Monday, October 18, 2010

Reasoning: The Gela Krater and Corrections

My apologies for not posting the notes from Oliver Taplin's talk yet. They are taking longer than I expected due to the need to decipher my notes and having various other chores to which I must attend. It will be up within the next 36 hours (and probably fairly soon).

The Gela Krater [1]
Today was the last day that the Gela Krater was housed at the Getty Villa and my mom and I ventured out to see it, as well as to wander around the other exhibits. The Gela Krater was featured in an exhibit that showed vases with depictions of scenes from the Trojan War, and primarily scenes from Homer's Iliad.

The Gela Krater is an Athenian-made krater which archaeologists discovered in Gela, a city in South Sicily. According to the Getty Website, it is "attributed to the Niobid Painter (Greek, active about 470–445 B.C.), [and] this monumental red-figured volute krater was produced in Athens between 475 and 450 B.C." (Getty's Press Release).

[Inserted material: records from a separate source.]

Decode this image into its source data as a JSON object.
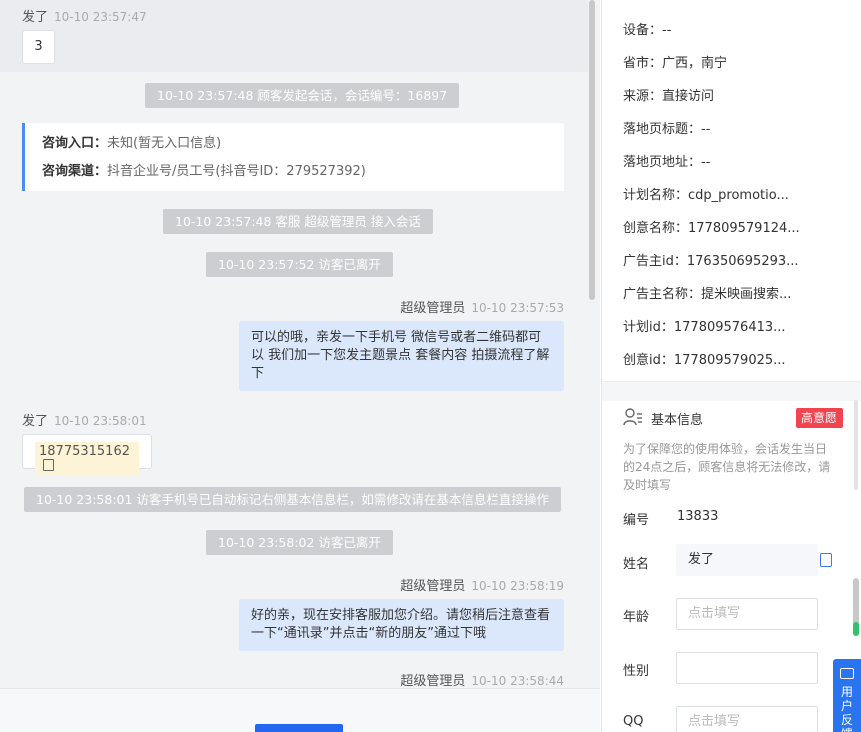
{
  "chat": {
    "top_sender": {
      "name": "发了",
      "time": "10-10 23:57:47"
    },
    "top_bubble": "3",
    "sys1": "10-10 23:57:48 顾客发起会话，会话编号：16897",
    "info": {
      "entry_label": "咨询入口：",
      "entry_value": "未知(暂无入口信息)",
      "channel_label": "咨询渠道：",
      "channel_value": "抖音企业号/员工号(抖音号ID：279527392)"
    },
    "sys2": "10-10 23:57:48 客服 超级管理员 接入会话",
    "sys3": "10-10 23:57:52 访客已离开",
    "agent1": {
      "name": "超级管理员",
      "time": "10-10 23:57:53"
    },
    "agent1_msg": "可以的哦，亲发一下手机号 微信号或者二维码都可以 我们加一下您发主题景点 套餐内容 拍摄流程了解下",
    "cust2": {
      "name": "发了",
      "time": "10-10 23:58:01"
    },
    "phone": "18775315162",
    "sys4": "10-10 23:58:01 访客手机号已自动标记右侧基本信息栏，如需修改请在基本信息栏直接操作",
    "sys5": "10-10 23:58:02 访客已离开",
    "agent2": {
      "name": "超级管理员",
      "time": "10-10 23:58:19"
    },
    "agent2_msg": "好的亲，现在安排客服加您介绍。请您稍后注意查看一下“通讯录”并点击“新的朋友”通过下哦",
    "agent3": {
      "name": "超级管理员",
      "time": "10-10 23:58:44"
    }
  },
  "panel": {
    "props": [
      {
        "k": "设备：",
        "v": "--"
      },
      {
        "k": "省市：",
        "v": "广西，南宁"
      },
      {
        "k": "来源：",
        "v": "直接访问"
      },
      {
        "k": "落地页标题：",
        "v": "--"
      },
      {
        "k": "落地页地址：",
        "v": "--"
      },
      {
        "k": "计划名称：",
        "v": "cdp_promotio..."
      },
      {
        "k": "创意名称：",
        "v": "177809579124..."
      },
      {
        "k": "广告主id：",
        "v": "176350695293..."
      },
      {
        "k": "广告主名称：",
        "v": "提米映画搜索..."
      },
      {
        "k": "计划id：",
        "v": "177809576413..."
      },
      {
        "k": "创意id：",
        "v": "177809579025..."
      }
    ],
    "basic": {
      "title": "基本信息",
      "tag": "高意愿 ▾",
      "note": "为了保障您的使用体验，会话发生当日的24点之后，顾客信息将无法修改，请及时填写",
      "id_label": "编号",
      "id_value": "13833",
      "name_label": "姓名",
      "name_value": "发了",
      "age_label": "年龄",
      "age_placeholder": "点击填写",
      "gender_label": "性别",
      "qq_label": "QQ",
      "qq_placeholder": "点击填写"
    },
    "feedback": "用户反馈"
  },
  "colors": {
    "accent": "#2468f2",
    "tag": "#f0454f",
    "bubble_out": "#dbe8fc"
  },
  "icons": [
    "copy-icon",
    "user-list-icon",
    "edit-icon",
    "chat-icon"
  ]
}
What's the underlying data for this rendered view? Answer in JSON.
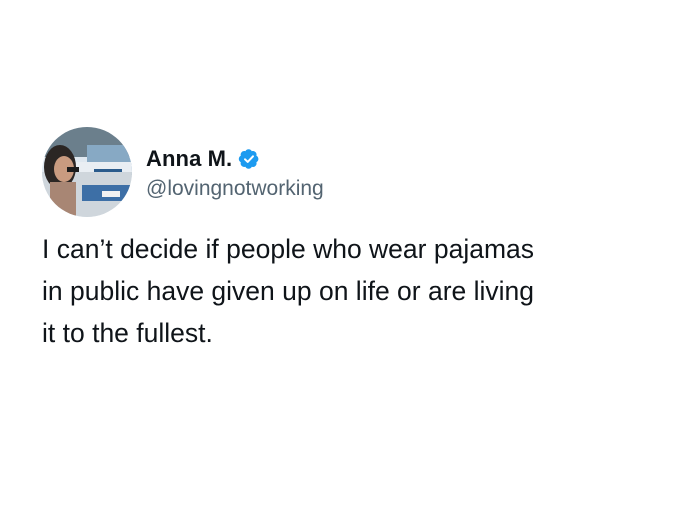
{
  "tweet": {
    "author": {
      "display_name": "Anna M.",
      "handle": "@lovingnotworking",
      "verified": true,
      "verified_color": "#1d9bf0"
    },
    "text_lines": [
      "I can’t decide if people who wear pajamas",
      "in public have given up on life or are living",
      "it to the fullest."
    ]
  }
}
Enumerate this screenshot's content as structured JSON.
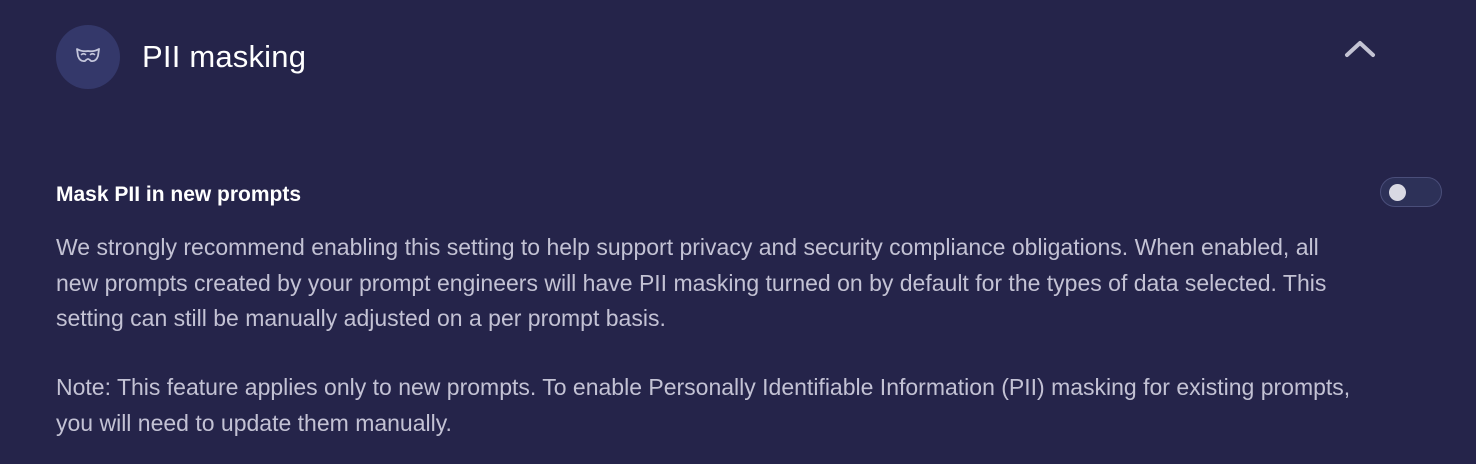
{
  "section": {
    "title": "PII masking",
    "icon": "mask-icon",
    "collapse_icon": "chevron-up-icon"
  },
  "setting": {
    "title": "Mask PII in new prompts",
    "toggle_enabled": false,
    "description": "We strongly recommend enabling this setting to help support privacy and security compliance obligations. When enabled, all new prompts created by your prompt engineers will have PII masking turned on by default for the types of data selected. This setting can still be manually adjusted on a per prompt basis.",
    "note": "Note: This feature applies only to new prompts. To enable Personally Identifiable Information (PII) masking for existing prompts, you will need to update them manually."
  },
  "colors": {
    "background": "#25244a",
    "icon_circle": "#34386a",
    "body_text": "#c3c2d4",
    "title_text": "#ffffff"
  }
}
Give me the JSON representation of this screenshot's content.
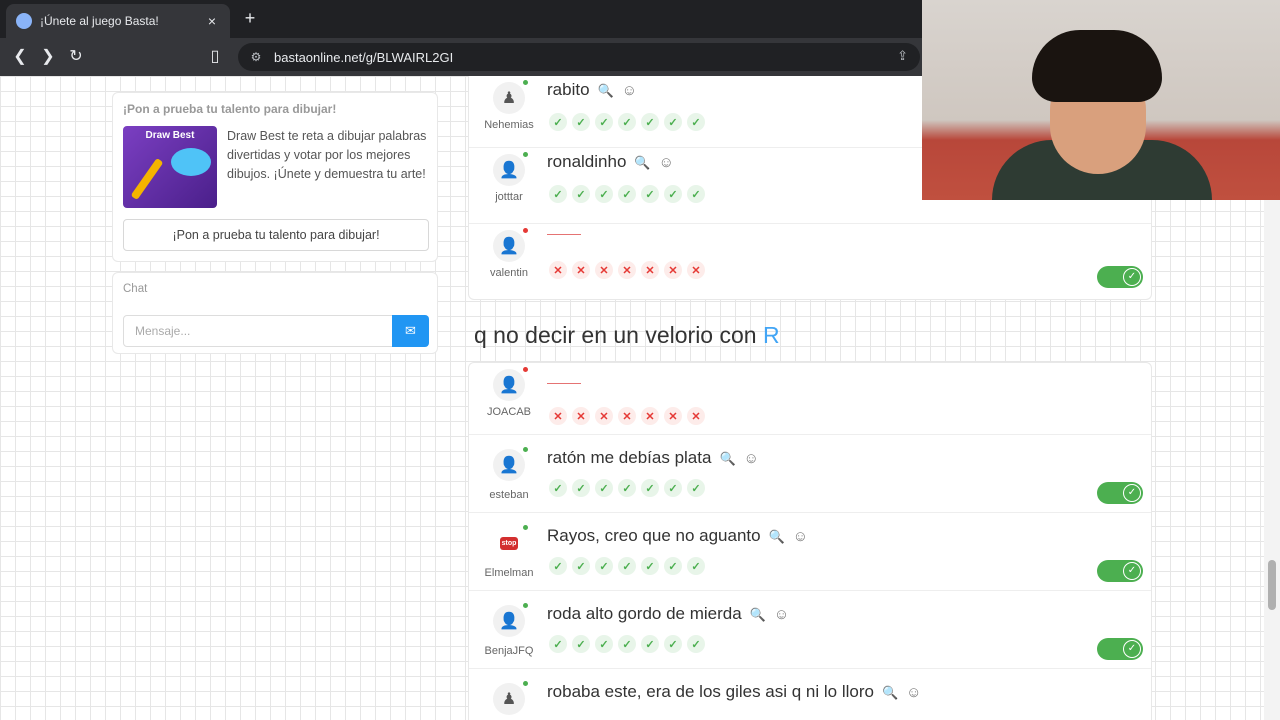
{
  "browser": {
    "tab_title": "¡Únete al juego Basta!",
    "tab_close": "×",
    "new_tab": "+",
    "url": "bastaonline.net/g/BLWAIRL2GI",
    "icons": [
      "back-icon",
      "forward-icon",
      "reload-icon",
      "bookmark-icon",
      "site-settings-icon",
      "share-icon"
    ]
  },
  "sidebar": {
    "promo": {
      "title": "¡Pon a prueba tu talento para dibujar!",
      "image_title": "Draw Best",
      "text": "Draw Best te reta a dibujar palabras divertidas y votar por los mejores dibujos. ¡Únete y demuestra tu arte!",
      "button": "¡Pon a prueba tu talento para dibujar!"
    },
    "chat": {
      "title": "Chat",
      "placeholder": "Mensaje..."
    }
  },
  "round_top": {
    "rows": [
      {
        "user": "Nehemias",
        "answer": "rabito",
        "status": "online",
        "votes": [
          "ok",
          "ok",
          "ok",
          "ok",
          "ok",
          "ok",
          "ok"
        ],
        "avatar": "user-star-icon"
      },
      {
        "user": "jotttar",
        "answer": "ronaldinho",
        "status": "online",
        "votes": [
          "ok",
          "ok",
          "ok",
          "ok",
          "ok",
          "ok",
          "ok"
        ],
        "avatar": "user-icon",
        "toggle": true
      },
      {
        "user": "valentin",
        "answer": "",
        "status": "offline",
        "votes": [
          "bad",
          "bad",
          "bad",
          "bad",
          "bad",
          "bad",
          "bad"
        ],
        "avatar": "user-icon"
      }
    ]
  },
  "category": {
    "text": "q no decir en un velorio con ",
    "letter": "R"
  },
  "round_bottom": {
    "rows": [
      {
        "user": "JOACAB",
        "answer": "",
        "status": "offline",
        "votes": [
          "bad",
          "bad",
          "bad",
          "bad",
          "bad",
          "bad",
          "bad"
        ],
        "avatar": "user-icon"
      },
      {
        "user": "esteban",
        "answer": "ratón me debías plata",
        "status": "online",
        "votes": [
          "ok",
          "ok",
          "ok",
          "ok",
          "ok",
          "ok",
          "ok"
        ],
        "avatar": "user-icon",
        "toggle": true
      },
      {
        "user": "Elmelman",
        "answer": "Rayos, creo que no aguanto",
        "status": "online",
        "votes": [
          "ok",
          "ok",
          "ok",
          "ok",
          "ok",
          "ok",
          "ok"
        ],
        "avatar": "stop-icon",
        "toggle": true
      },
      {
        "user": "BenjaJFQ",
        "answer": "roda alto gordo de mierda",
        "status": "online",
        "votes": [
          "ok",
          "ok",
          "ok",
          "ok",
          "ok",
          "ok",
          "ok"
        ],
        "avatar": "user-icon",
        "toggle": true
      },
      {
        "user": "",
        "answer": "robaba este, era de los giles asi q ni lo lloro",
        "status": "online",
        "votes": [],
        "avatar": "user-star-icon"
      }
    ]
  },
  "stop_badge": "stop",
  "colors": {
    "accent": "#42a5f5",
    "ok": "#4caf50",
    "bad": "#e53935",
    "send": "#2196f3"
  }
}
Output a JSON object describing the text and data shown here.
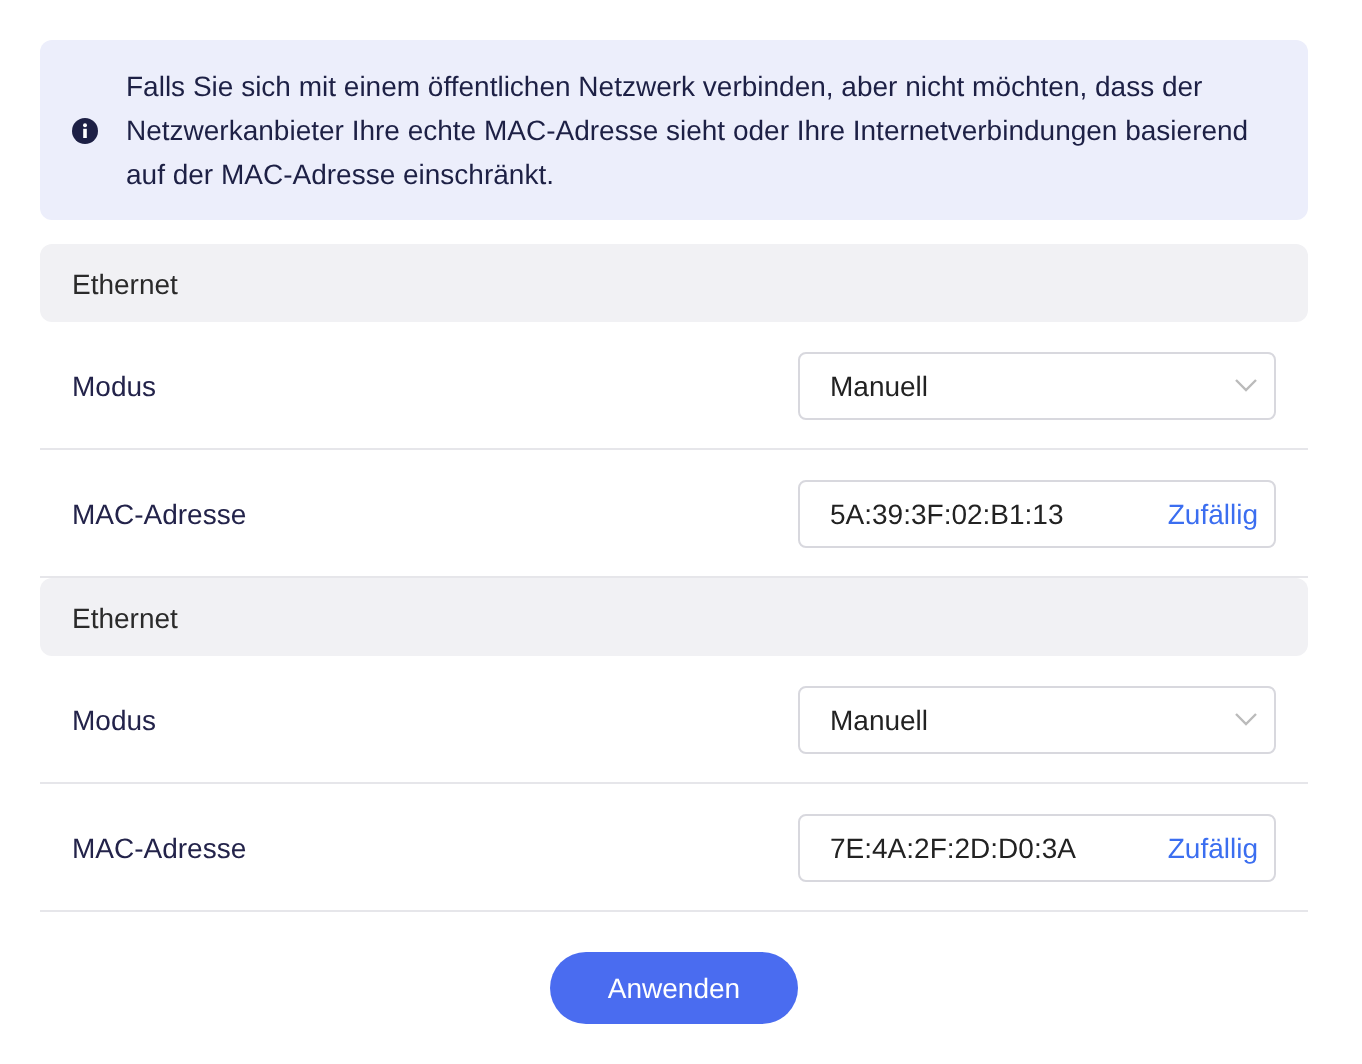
{
  "notice": {
    "text": "Falls Sie sich mit einem öffentlichen Netzwerk verbinden, aber nicht möchten, dass der Netzwerkanbieter Ihre echte MAC-Adresse sieht oder Ihre Internetverbindungen basierend auf der MAC-Adresse einschränkt."
  },
  "sections": [
    {
      "title": "Ethernet",
      "rows": [
        {
          "kind": "select",
          "label": "Modus",
          "value": "Manuell"
        },
        {
          "kind": "mac",
          "label": "MAC-Adresse",
          "value": "5A:39:3F:02:B1:13",
          "action": "Zufällig"
        }
      ]
    },
    {
      "title": "Ethernet",
      "rows": [
        {
          "kind": "select",
          "label": "Modus",
          "value": "Manuell"
        },
        {
          "kind": "mac",
          "label": "MAC-Adresse",
          "value": "7E:4A:2F:2D:D0:3A",
          "action": "Zufällig"
        }
      ]
    }
  ],
  "apply_button": {
    "label": "Anwenden"
  }
}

One of the great things about the Getty having immense amounts of money is that they can create mechanisms for conservation and protection and give them away to places that need them. For example, the Gela Krater now has a new display case that will help protect it in the case of an earthquake:
"Before installing the Gela Krater at the Getty Villa, the Museum's conservation team collaborated with conservators from Agrigento's Museo Archeologico Regionale to construct a custom seismic isolation base and pedestal.When the krater returns to Sicily, it will be accompanied by its new pedestal and earthquake-resistant mount for display in its home museum" (Getty's Press Release).
A similar and even more impressive project is MEGA, a computer network to catagorize and mark artifacts and systematize their protection which I discussed in an earlier blogpost.

So when I was listening to the lectures at Artists and Actors Conference, I heard a lot of talk about volute kraters (a particular shape of large vase, demonstrated by the Pronomos Vase). I misheard this as a "volume" krater, but it is actually volute krater. My apologies.